Either way, I’ll admit it one more time, just to get it out of my system.

I miss you Grace.

I can spend all day talking about the things about you that drove me out of my mind, but I have to be honest – I could have lived with those things forever, they were endearing, personal. They made you seem as human and flawed as I am.

I hope you’re doing well though, happy and fortunate and lucky.

All my love.

Twenty Seven : Second Thought Sunday

Something has to change. I remember these words as I wake from my greedy slumber, the dream forgotten but the meaning fresh as the words repeat again in my mind. Something has to change. I sit up and adjust my boxers with one hand while I pull Squid parallel to me under the blanket, on her back, and scratch her chest and belly. I reach for my cell phone and stop half an extended arm short, the second thought hitting me. It’s Sunday, do I really need to look at the time? Second thought Sunday. It’s seven thirty in the morning.

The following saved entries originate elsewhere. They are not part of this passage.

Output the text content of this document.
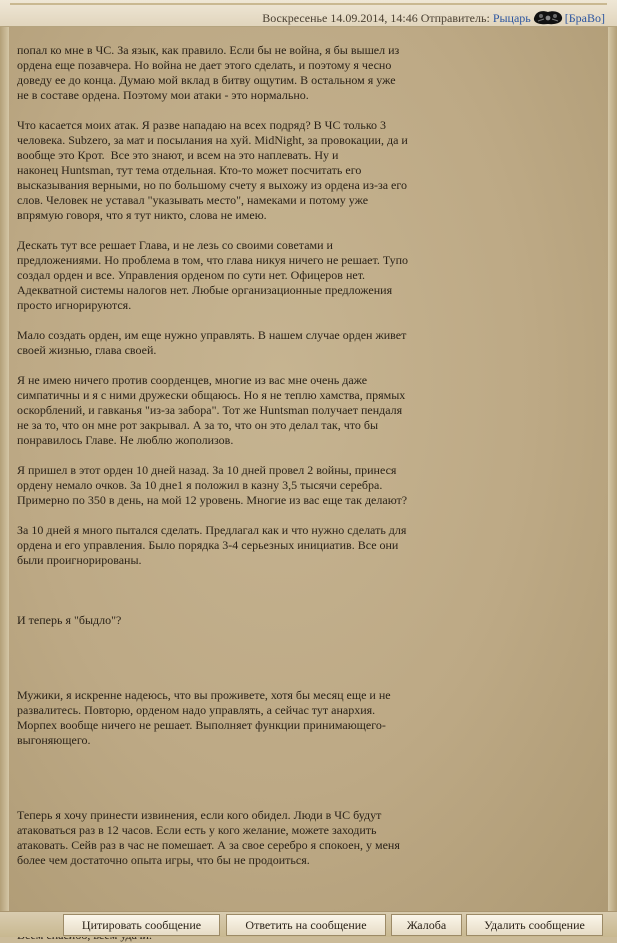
Воскресенье 14.09.2014, 14:46 Отправитель: Рыцарь	[БраВо]
попал ко мне в ЧС. За язык, как правило. Если бы не война, я бы вышел из
ордена еще позавчера. Но война не дает этого сделать, и поэтому я чесно
доведу ее до конца. Думаю мой вклад в битву ощутим. В остальном я уже
не в составе ордена. Поэтому мои атаки - это нормально.

Что касается моих атак. Я разве нападаю на всех подряд? В ЧС только 3
человека. Subzero, за мат и посылания на хуй. MidNight, за провокации, да и
вообще это Крот.  Все это знают, и всем на это наплевать. Ну и
наконец Huntsman, тут тема отдельная. Кто-то может посчитать его
высказывания верными, но по большому счету я выхожу из ордена из-за его
слов. Человек не уставал "указывать место", намеками и потому уже
впрямую говоря, что я тут никто, слова не имею.

Дескать тут все решает Глава, и не лезь со своими советами и
предложениями. Но проблема в том, что глава никуя ничего не решает. Тупо
создал орден и все. Управления орденом по сути нет. Офицеров нет.
Адекватной системы налогов нет. Любые организационные предложения
просто игнорируются.

Мало создать орден, им еще нужно управлять. В нашем случае орден живет
своей жизнью, глава своей.

Я не имею ничего против соорденцев, многие из вас мне очень даже
симпатичны и я с ними дружески общаюсь. Но я не теплю хамства, прямых
оскорблений, и гавканья "из-за забора". Тот же Huntsman получает пендаля
не за то, что он мне рот закрывал. А за то, что он это делал так, что бы
понравилось Главе. Не люблю жополизов.

Я пришел в этот орден 10 дней назад. За 10 дней провел 2 войны, принеся
ордену немало очков. За 10 дне1 я положил в казну 3,5 тысячи серебра.
Примерно по 350 в день, на мой 12 уровень. Многие из вас еще так делают?

За 10 дней я много пытался сделать. Предлагал как и что нужно сделать для
ордена и его управления. Было порядка 3-4 серьезных инициатив. Все они
были проигнорированы.

И теперь я "быдло"?

Мужики, я искренне надеюсь, что вы проживете, хотя бы месяц еще и не
развалитесь. Повторю, орденом надо управлять, а сейчас тут анархия.
Морпех вообще ничего не решает. Выполняет функции принимающего-
выгоняющего.

Теперь я хочу принести извинения, если кого обидел. Люди в ЧС будут
атаковаться раз в 12 часов. Если есть у кого желание, можете заходить
атаковать. Сейв раз в час не помешает. А за свое серебро я спокоен, у меня
более чем достаточно опыта игры, что бы не продоиться.

Цитировать сообщение	Ответить на сообщение	Жалоба	Удалить сообщение
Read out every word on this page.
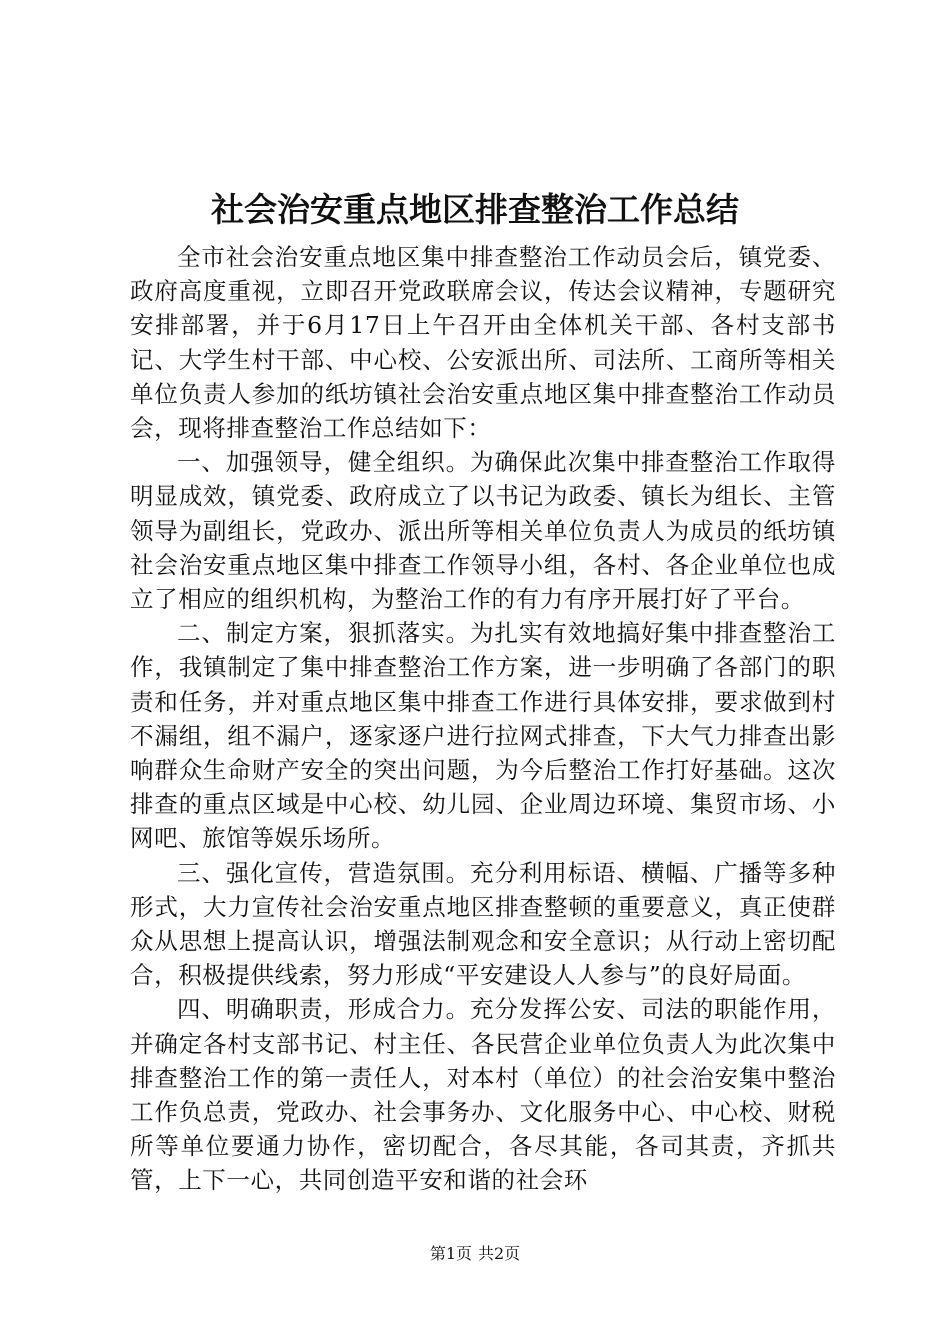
社会治安重点地区排查整治工作总结

全市社会治安重点地区集中排查整治工作动员会后，镇党委、政府高度重视，立即召开党政联席会议，传达会议精神，专题研究安排部署，并于6月17日上午召开由全体机关干部、各村支部书记、大学生村干部、中心校、公安派出所、司法所、工商所等相关单位负责人参加的纸坊镇社会治安重点地区集中排查整治工作动员会，现将排查整治工作总结如下：

一、加强领导，健全组织。为确保此次集中排查整治工作取得明显成效，镇党委、政府成立了以书记为政委、镇长为组长、主管领导为副组长，党政办、派出所等相关单位负责人为成员的纸坊镇社会治安重点地区集中排查工作领导小组，各村、各企业单位也成立了相应的组织机构，为整治工作的有力有序开展打好了平台。

二、制定方案，狠抓落实。为扎实有效地搞好集中排查整治工作，我镇制定了集中排查整治工作方案，进一步明确了各部门的职责和任务，并对重点地区集中排查工作进行具体安排，要求做到村不漏组，组不漏户，逐家逐户进行拉网式排查，下大气力排查出影响群众生命财产安全的突出问题，为今后整治工作打好基础。这次排查的重点区域是中心校、幼儿园、企业周边环境、集贸市场、小网吧、旅馆等娱乐场所。

三、强化宣传，营造氛围。充分利用标语、横幅、广播等多种形式，大力宣传社会治安重点地区排查整顿的重要意义，真正使群众从思想上提高认识，增强法制观念和安全意识；从行动上密切配合，积极提供线索，努力形成“平安建设人人参与”的良好局面。

四、明确职责，形成合力。充分发挥公安、司法的职能作用，并确定各村支部书记、村主任、各民营企业单位负责人为此次集中排查整治工作的第一责任人，对本村（单位）的社会治安集中整治工作负总责，党政办、社会事务办、文化服务中心、中心校、财税所等单位要通力协作，密切配合，各尽其能，各司其责，齐抓共管，上下一心，共同创造平安和谐的社会环

第1页 共2页
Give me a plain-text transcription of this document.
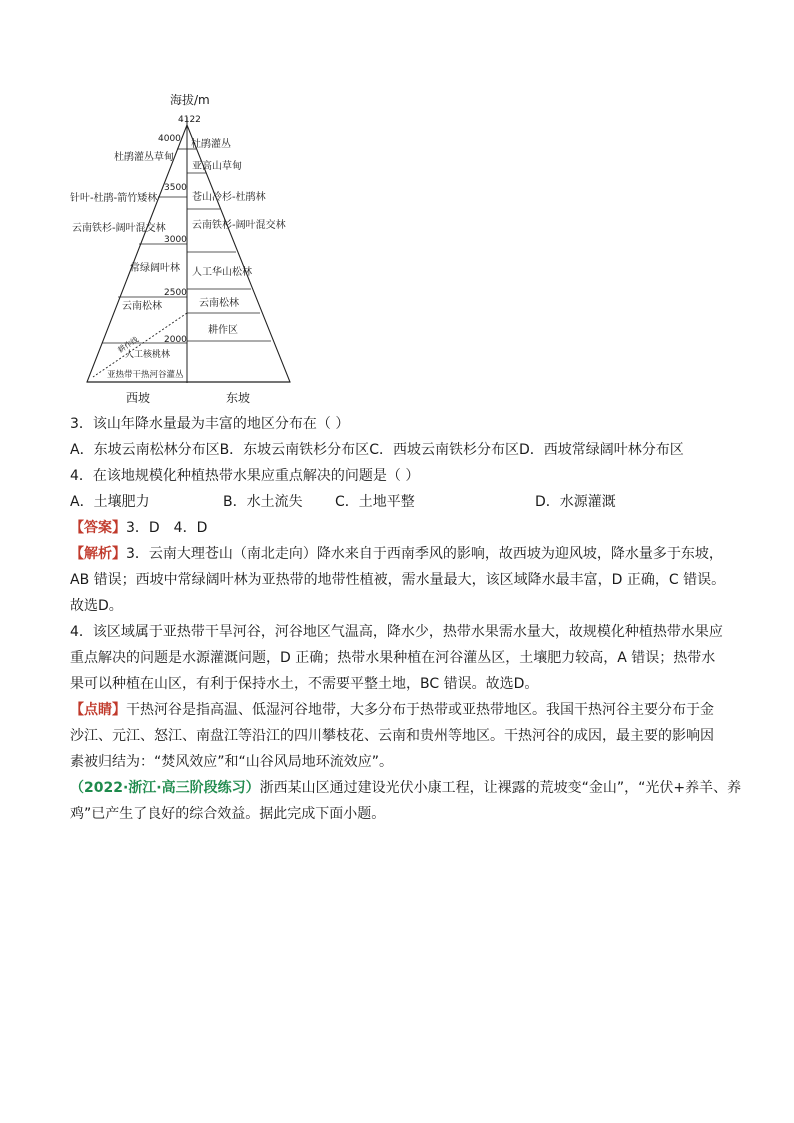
海拔/m
4122
4000
3500
3000
2500
2000
杜鹃灌丛草甸
针叶-杜鹃-箭竹矮林
云南铁杉-阔叶混交林
常绿阔叶林
云南松林
耕作线
人工核桃林
亚热带干热河谷灌丛
杜鹃灌丛
亚高山草甸
苍山冷杉-杜鹃林
云南铁杉-阔叶混交林
人工华山松林
云南松林
耕作区
西坡	东坡

3．该山年降水量最为丰富的地区分布在（ ）

A．东坡云南松林分布区B．东坡云南铁杉分布区C．西坡云南铁杉分布区D．西坡常绿阔叶林分布区

4．在该地规模化种植热带水果应重点解决的问题是（ ）

A．土壤肥力	B．水土流失 C．土地平整	D．水源灌溉

【答案】3．D　4．D

【解析】3．云南大理苍山（南北走向）降水来自于西南季风的影响，故西坡为迎风坡，降水量多于东坡，

AB 错误；西坡中常绿阔叶林为亚热带的地带性植被，需水量最大，该区域降水最丰富，D 正确，C 错误。

故选D。

4．该区域属于亚热带干旱河谷，河谷地区气温高，降水少，热带水果需水量大，故规模化种植热带水果应

重点解决的问题是水源灌溉问题，D 正确；热带水果种植在河谷灌丛区，土壤肥力较高，A 错误；热带水

果可以种植在山区，有利于保持水土，不需要平整土地，BC 错误。故选D。

【点睛】干热河谷是指高温、低湿河谷地带，大多分布于热带或亚热带地区。我国干热河谷主要分布于金

沙江、元江、怒江、南盘江等沿江的四川攀枝花、云南和贵州等地区。干热河谷的成因，最主要的影响因

素被归结为：“焚风效应”和“山谷风局地环流效应”。

（2022·浙江·高三阶段练习）浙西某山区通过建设光伏小康工程，让裸露的荒坡变“金山”，“光伏+养羊、养

鸡”已产生了良好的综合效益。据此完成下面小题。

Squid crawls over the top of me and oozes from under the ocean of blankets onto the floor into a stretch, her back paws hooked onto the bed, the rest of her extended as far as she can possibly make herself go. I imitate the motion and my back pops from brain to ass and I collapse onto the floor, giggling like a child. Crawling to my feet I realize I’m still smiling and can’t figure out why for the life of me as I slide yesterdays pants back on and throw on a fresh shirt.

I fly down the stairs in my usual edge of the step on tip toes way and stop two steps from the first floor, my toes dug into carpet, balancing on the edge, and let Squid scream past me and slide through the turn toward the kitchen on the wood floor to stop abruptly between the sliding glass door and the large turkey frier pot that serves as her food bowl.

With Squid fed I turn my attention to setting water to boil and rolling a cigarette, which happens just in time to spin around and walk outside, Squid squeezing between my leg and the frame of the sliding glass door. She does her business and I let her back in, choosing to stay outside. I look above the roof and power line horizon toward trees and sky. Gray, foggy, and wet. Rain drizzling down in that slowly and steady Oregon way, the weather knowing it has all year to thoroughly soak every inch of the western third of the state – tip to tip. I set the cigarette down on a concrete slab on the patio and step inside to make my tea.

I agitate the bag in the hot water to steep it faster. I know this is some kind of heresy, but I don’t really care, I just want my caffeine. I snag the cigarette and let the words stew in my brain. Something has to change. Aren’t things always changing? Isn’t that life? I’m worrying about nothing for all the right reasons.

Maybe it’s the little things: the cigarettes and pot, the alcohol, the lack of exercise, the video games. Wait, shit – that’s my entire lifestyle. Is my lifestyle the something that needs to change? Do I need to become an entirely different person to catch up all the years I feel I lost in my twenties. Did I actually lose years in my twenties? Did everything that happen, all the loss, happen to lead me to this point? To this lifestyle? Is this how I should be living my life? Or am I being constantly drawn to this junction? Something has to change. Something.